Ahead Of The Game: An Interview With Pangaea | The Quietus

Ahead Of The Game: An Interview With Pangaea

Hessle Audio co-head Pangaea creates roiling techno/garage hybrids that draw energy from UK pirate radio and soundsystem music history. He speaks to Eleanor Careless about his most substantial record to date, Release, and why rules in music are stifling

Pangaea’s new double EP for Hessle Audio, Release, is, in his own words, "all about tension and release". This kind of tension and release sounds similar to what the body-building literary critic Kathy Acker wrote about both body-building and language – that you have to push right up to the limits, again and again, in order to push past them and attain an even higher level of dexterity and muscularity.

That’s exactly what the push-and-pull of Release does, setting off from familiar foundations only to spin away into undiscovered territory. This trajectory is not straightforward. Release‘s sinewy explorations are offset with more recognisable material. The opening track, ‘Game’, loops a Missy Elliott sample, "Do your thing/ just make sure you’re ahead of the game", and immediately sets up a field of opposition against which each track performs its own ferocious dance-off. In this way, volleying back and forth between the known and the unknown, Release creates its own resistance, right up until the final track, High, relinquishes hold of anything you may have heard before and thrums its throaty, shrieking release to the skies.
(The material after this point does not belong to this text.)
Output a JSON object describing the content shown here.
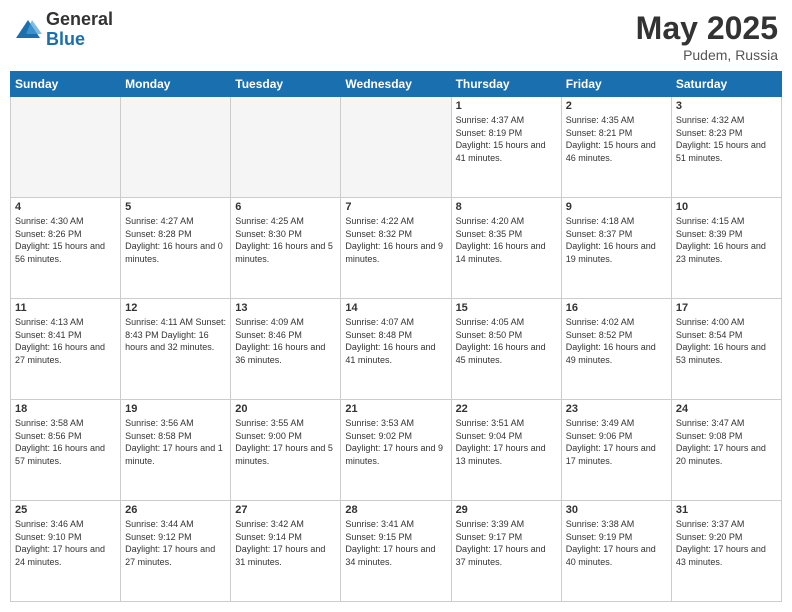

Pangaea, aka Kevin McAuley, is the co-founder of the Hessle Audio label, alongside David ‘Pearson Sound’ Kennedy and Ben UFO. In the years since its inception in 2007, he has become renowned for a series of 12"s and EPs that began by pushing dubstep into new spaces (the dancefloor garage skip of ‘You & I’, or the woozy ‘Memories’) and have gradually worked deeper into a densely percussive hybrid sound that suggests techno steeped in jungle and dubstep’s love of low-end impact (see more recent 12"s like ‘Inna Daze’ or the urgent ‘Fatalist’).

Even by those standards Release is a definite step onwards again – if we take it as crystal ball and McAuley as prophet, then the ever-more experimental Hessle Audio supercontinent is splitting apart at quite an alarming rate. Whether or not its radical finale is an indication of what is to come, I’m already looking forward to What Kevin Did Next. There’s a small hint as to what this may be at the end of the interview with the Quietus, where McAuley talks about the hyper-competitive music industry, the relation between form and content, and sharing Google hits with a giant landmass.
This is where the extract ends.